A consortium of media organisations including The Washington Post and The Guardian broke the news about spyware Pegasus. Developed by the Israeli cyber arms firm NSO Group, Pegasus can be covertly installed on mobiles and other personal devices. As per the latest revelations, this software can exploit all recent iOS versions too.
Pegasus can record your calls, copy your messages, see your emails, listen to your talks via a microphone in your phone, and secretly film you; a great threat to privacy and a potential infringement of human rights. Its usage has been discovered in planning murders such as that of journalist Jamal Khashoggi.
While a single individual can’t stop the attacks, awareness is a tool that can help us combat the problem.
Who can be Infected?
Pegasus has been used to spy on opposition leaders, activists, journalists, academicians, and more. In its report, the consortium at least 10 governments are believed to be NSO customers — Azerbaijan, Bahrain, Kazakhstan, Mexico, Morocco, Rwanda, Saudi Arabia, Hungary, India, and the United Arab Emirates (UAE)
Pegasus has been used to target people with sensitive information like Presidents, diplomats, or journalists.
Speaking about Pegasus and its threat, Nandakishore Harikumar, Founder & CEO, Technisanctsaid, “Pegasus is just the name of spyware made by NSO. Deploying these Spywares makes them more complicated. Like it can be remotely deployed, but in some cases target needs to go through some actions like clicking a message, opening an iMessage in case of an iPhone, attending a call etc. But always, the attacker would be trying to find a One-click exploit or Zero click exploit. In case of a one-click exploit, victims need only to click a link, and the attacker gains access to the device, and hence malware is deployed. In the case of Zero click, the attacker exploits the device’s vulnerabilities and deploys it. In the latest scenario, we will have to assume that a mixture of all these was used. Apple devices were said to be secure, but the latest Pegasus Spyware package was even used to successfully attack devices updated to the last version OS 14.6.”

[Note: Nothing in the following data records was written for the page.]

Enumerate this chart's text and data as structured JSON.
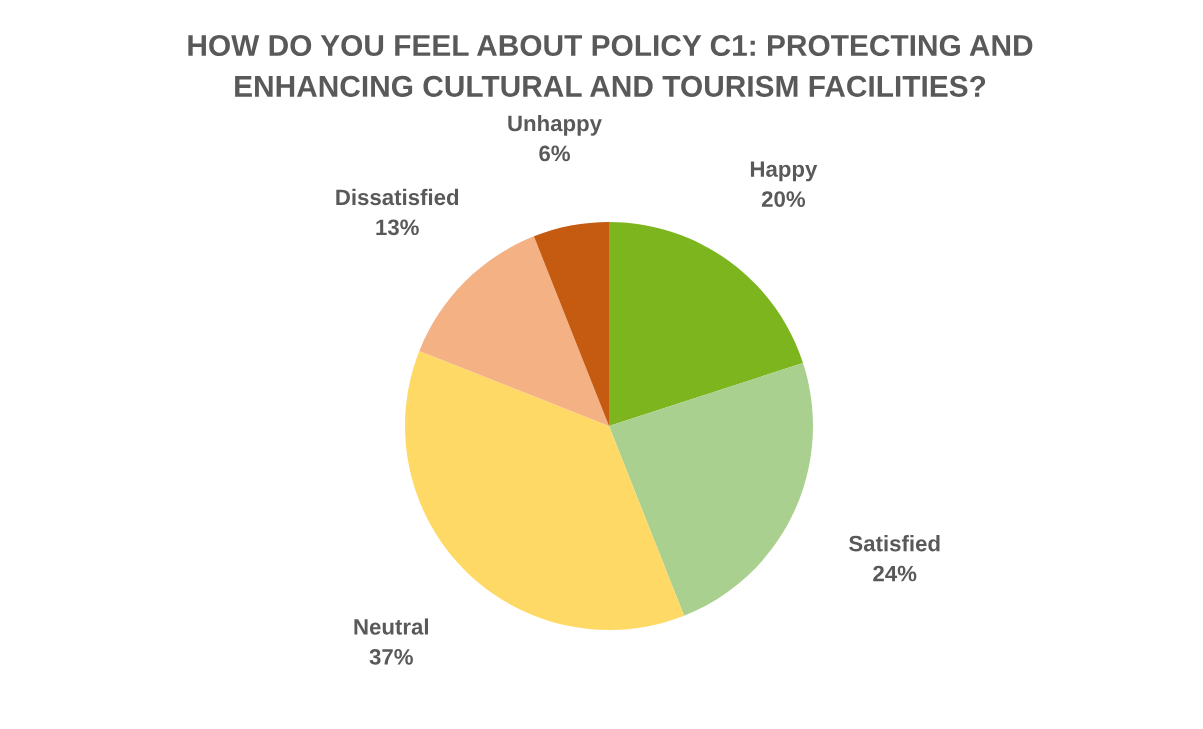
{
  "chart_data": {
    "type": "pie",
    "title": "HOW DO YOU FEEL ABOUT POLICY C1: PROTECTING AND ENHANCING CULTURAL AND TOURISM FACILITIES?",
    "categories": [
      "Happy",
      "Satisfied",
      "Neutral",
      "Dissatisfied",
      "Unhappy"
    ],
    "values": [
      20,
      24,
      37,
      13,
      6
    ],
    "colors": [
      "#7cb51e",
      "#a9d08e",
      "#ffd966",
      "#f4b183",
      "#c55a11"
    ],
    "value_labels": [
      "20%",
      "24%",
      "37%",
      "13%",
      "6%"
    ]
  }
}
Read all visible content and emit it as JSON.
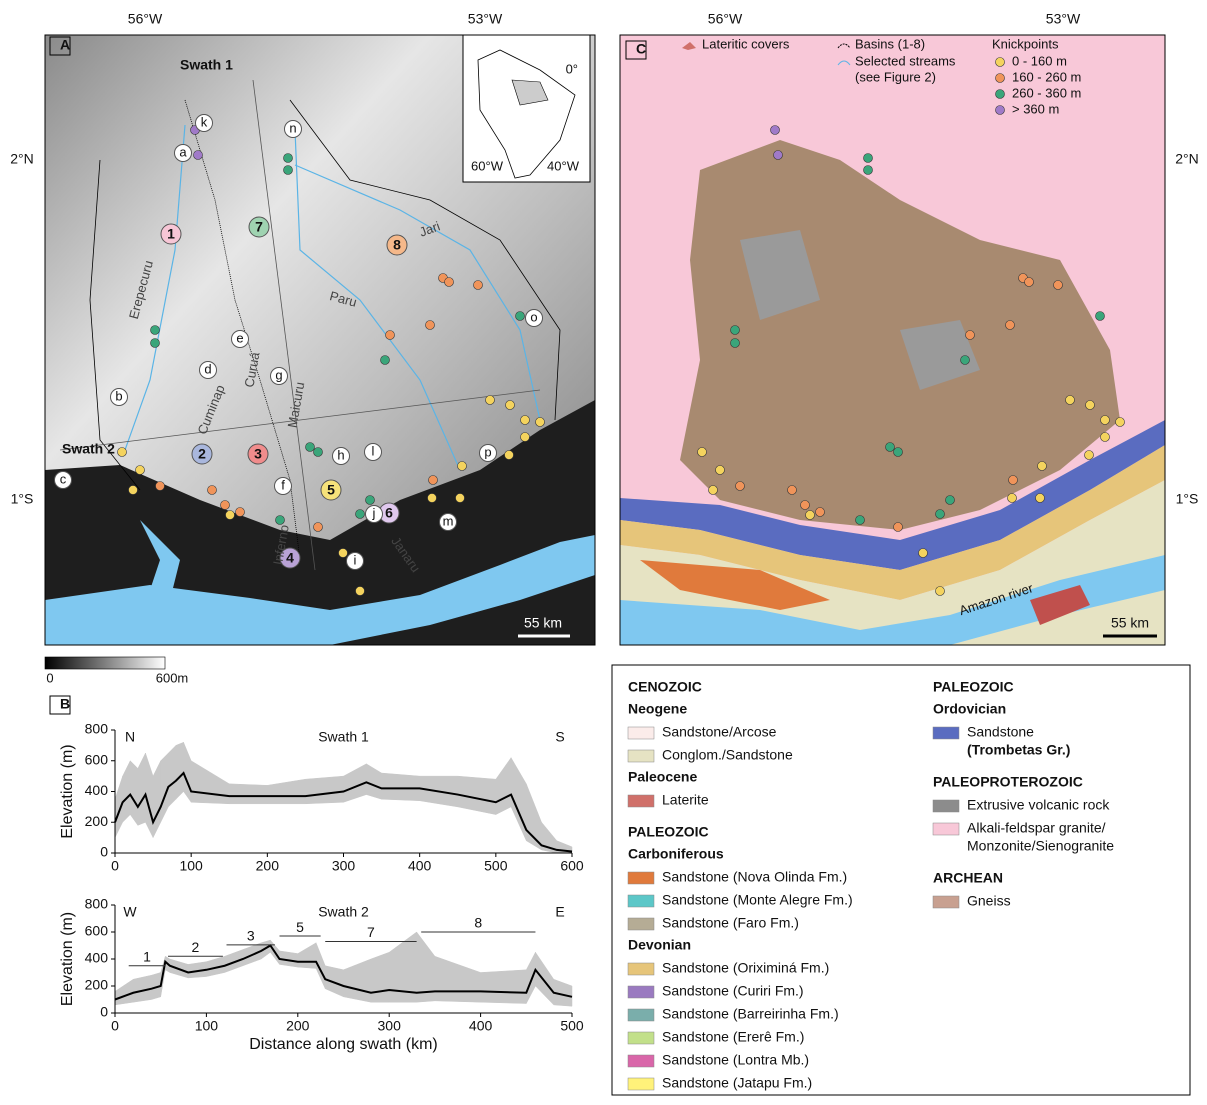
{
  "panel_a": {
    "label": "A",
    "lon": [
      "56°W",
      "53°W"
    ],
    "lat": [
      "2°N",
      "1°S"
    ],
    "swaths": [
      "Swath 1",
      "Swath 2"
    ],
    "basins": [
      "1",
      "2",
      "3",
      "4",
      "5",
      "6",
      "7",
      "8"
    ],
    "sites": [
      "a",
      "b",
      "c",
      "d",
      "e",
      "f",
      "g",
      "h",
      "i",
      "j",
      "k",
      "l",
      "m",
      "n",
      "o",
      "p"
    ],
    "rivers": [
      "Erepecuru",
      "Cuminap",
      "Curuá",
      "Maicuru",
      "Inferno",
      "Paru",
      "Jari",
      "Janaru"
    ],
    "inset": [
      "0°",
      "60°W",
      "40°W"
    ],
    "scale": "55 km",
    "colorbar": [
      "0",
      "600m"
    ]
  },
  "panel_b": {
    "label": "B"
  },
  "panel_c": {
    "label": "C",
    "legend": {
      "laterite": "Lateritic covers",
      "basins": "Basins (1-8)",
      "streams": [
        "Selected streams",
        "(see Figure 2)"
      ],
      "knick_title": "Knickpoints",
      "knick": [
        {
          "label": "0   - 160 m",
          "color": "#f4d35e"
        },
        {
          "label": "160 - 260 m",
          "color": "#f0945a"
        },
        {
          "label": "260 - 360 m",
          "color": "#3aa57a"
        },
        {
          "label": "> 360 m",
          "color": "#a07ac8"
        }
      ]
    },
    "river": "Amazon river",
    "scale": "55 km"
  },
  "legend": {
    "columns": [
      [
        {
          "era": "CENOZOIC"
        },
        {
          "period": "Neogene"
        },
        {
          "label": "Sandstone/Arcose",
          "color": "#fbecea"
        },
        {
          "label": "Conglom./Sandstone",
          "color": "#e6e3c3"
        },
        {
          "period": "Paleocene"
        },
        {
          "label": "Laterite",
          "color": "#d0706a"
        },
        {
          "era": "PALEOZOIC"
        },
        {
          "period": "Carboniferous"
        },
        {
          "label": "Sandstone (Nova Olinda Fm.)",
          "color": "#e07a3c"
        },
        {
          "label": "Sandstone (Monte Alegre Fm.)",
          "color": "#5cc7c8"
        },
        {
          "label": "Sandstone (Faro Fm.)",
          "color": "#b5ac95"
        },
        {
          "period": "Devonian"
        },
        {
          "label": "Sandstone (Oriximiná Fm.)",
          "color": "#e6c57a"
        },
        {
          "label": "Sandstone (Curiri Fm.)",
          "color": "#9a7ac0"
        },
        {
          "label": "Sandstone (Barreirinha Fm.)",
          "color": "#7aaeab"
        },
        {
          "label": "Sandstone (Ererê Fm.)",
          "color": "#c2e08a"
        },
        {
          "label": "Sandstone (Lontra Mb.)",
          "color": "#d966a9"
        },
        {
          "label": "Sandstone (Jatapu Fm.)",
          "color": "#fff27a"
        }
      ],
      [
        {
          "era": "PALEOZOIC"
        },
        {
          "period": "Ordovician"
        },
        {
          "label": "Sandstone",
          "strong": "(Trombetas Gr.)",
          "color": "#5a6cc0"
        },
        {
          "era": "PALEOPROTEROZOIC"
        },
        {
          "label": "Extrusive volcanic rock",
          "color": "#8c8c8c"
        },
        {
          "label": "Alkali-feldspar granite/",
          "more": "Monzonite/Sienogranite",
          "color": "#f8c8d8"
        },
        {
          "era": "ARCHEAN"
        },
        {
          "label": "Gneiss",
          "color": "#c8a090"
        }
      ]
    ]
  },
  "chart_data": [
    {
      "type": "line",
      "title": "Swath 1",
      "y_label": "Elevation (m)",
      "annotations": [
        "N",
        "S"
      ],
      "x": [
        0,
        10,
        20,
        30,
        40,
        50,
        60,
        70,
        80,
        90,
        100,
        150,
        200,
        250,
        300,
        330,
        350,
        400,
        450,
        500,
        520,
        540,
        560,
        580,
        600
      ],
      "series": [
        {
          "color": "#c8c8c8",
          "values": [
            350,
            500,
            600,
            550,
            650,
            500,
            600,
            650,
            700,
            720,
            600,
            450,
            440,
            480,
            500,
            580,
            520,
            500,
            500,
            480,
            620,
            450,
            200,
            80,
            40
          ]
        },
        {
          "color": "#c8c8c8",
          "values": [
            100,
            200,
            250,
            180,
            200,
            100,
            200,
            300,
            350,
            400,
            330,
            320,
            320,
            320,
            330,
            380,
            350,
            340,
            300,
            250,
            300,
            80,
            20,
            0,
            0
          ]
        },
        {
          "color": "#000000",
          "values": [
            200,
            330,
            380,
            300,
            380,
            200,
            300,
            430,
            470,
            520,
            400,
            370,
            370,
            370,
            400,
            460,
            420,
            420,
            380,
            330,
            380,
            150,
            50,
            20,
            10
          ]
        }
      ],
      "xlim": [
        0,
        600
      ],
      "xticks": [
        0,
        100,
        200,
        300,
        400,
        500,
        600
      ],
      "ylim": [
        0,
        800
      ],
      "yticks": [
        0,
        200,
        400,
        600,
        800
      ]
    },
    {
      "type": "line",
      "title": "Swath 2",
      "y_label": "Elevation (m)",
      "x_label": "Distance along swath (km)",
      "annotations": [
        "W",
        "E"
      ],
      "x": [
        0,
        20,
        40,
        50,
        55,
        60,
        80,
        100,
        120,
        140,
        160,
        170,
        180,
        200,
        220,
        230,
        250,
        280,
        300,
        330,
        350,
        400,
        450,
        460,
        480,
        500
      ],
      "series": [
        {
          "color": "#c8c8c8",
          "values": [
            160,
            250,
            280,
            300,
            420,
            400,
            360,
            380,
            420,
            470,
            520,
            540,
            460,
            440,
            520,
            350,
            320,
            400,
            450,
            600,
            420,
            300,
            320,
            450,
            250,
            200
          ]
        },
        {
          "color": "#c8c8c8",
          "values": [
            60,
            80,
            100,
            120,
            320,
            300,
            260,
            270,
            300,
            350,
            400,
            450,
            360,
            340,
            330,
            180,
            120,
            80,
            80,
            80,
            90,
            80,
            70,
            200,
            60,
            50
          ]
        },
        {
          "color": "#000000",
          "values": [
            100,
            150,
            180,
            200,
            380,
            350,
            300,
            320,
            350,
            400,
            460,
            500,
            400,
            380,
            380,
            250,
            200,
            150,
            170,
            150,
            160,
            160,
            150,
            320,
            150,
            120
          ]
        }
      ],
      "segments": [
        {
          "label": "1",
          "start": 15,
          "end": 55
        },
        {
          "label": "2",
          "start": 58,
          "end": 118
        },
        {
          "label": "3",
          "start": 122,
          "end": 175
        },
        {
          "label": "5",
          "start": 180,
          "end": 225
        },
        {
          "label": "7",
          "start": 230,
          "end": 330
        },
        {
          "label": "8",
          "start": 335,
          "end": 460
        }
      ],
      "xlim": [
        0,
        500
      ],
      "xticks": [
        0,
        100,
        200,
        300,
        400,
        500
      ],
      "ylim": [
        0,
        800
      ],
      "yticks": [
        0,
        200,
        400,
        600,
        800
      ]
    }
  ]
}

Almost all devices can be affected by Pegasus. Earlier this year, ZecOps claimed that iPhones and iMacs have a software vulnerability that makes them a soft target for unassisted attacks, especially with its mail app. These vulnerabilities have existed since iOS-6 (released in September 2012). From iOS 13, this became a zero-click attack vulnerability, i.e. you can become a target of Pegasus without clicking on any link in any message or email. The hacker will have remote code execution capabilities and enable the attacker to remotely infect a device by sending emails that consume some memory.
It doesn’t require a very large space; an email with sufficient regular emails that consumes enough RAM is adequate.
Androids are also hacked similarly through emails or a wireless trans receiver located in the radio range of the target. Finally, if all fails, it can be installed if someone steals the phone and installs it remotely.
Is my device infected?
Pegasus’s key feature is its anti-forensic and self destruct features; therefore, analysing a phone for any infection is an arduous task. It helps in establishing if the phone is currently infected and phoning home. Any forensic procedure can set off the self-destruct capabilities of the software.
Pegasus only inhabits the temporary memory of the device instead of the hard drive, which means that every trace of the spyware is wiped down when the device is switched off.
Individuals can check if they have been infected with the help of a toolkit designed by Amnesty International with Citizen Lab, University of Toronto. The Mobile Verification Toolkit(MVT) works on both Android and iPhones.
When installed, it takes the entire iPhone backup and feeds it into a program that scans it for any indicator of compromise known to be used by NSO or exists in its infrastructure. It adopts a similar approach in Android phones by checking all backup messages and links associated with NSO. In addition, it scans all malicious apps installed on the device.
To install the toolkit, a person requires some basic knowledge to navigate the terminal and get working in about 10 minutes. After that, it is like a cat and mouse game. Amnesty determined that it was easier to find traces of an attack on an iPhone than on Android.
What to do if my phone is infected?
If your phone is infected or you strongly suspect that it has been infected, the best thing to do would be to replace your device. However, before replacing the device, you could do a couple of things:
- De-link all your accounts: Pegasus steals all information from your phone. You should immediately de-link all online cloud accounts even after your device is no longer infected to protect your privacy.
- Change your passwords: If your phone was hacked the hacker has had access to your passwords, immediately change them. You can also use a password manager and enable two-factor authentication for login.
- Enhance your online safety: Investing in online security always pays back. You should always ensure that your device is protected from ordinary spyware online.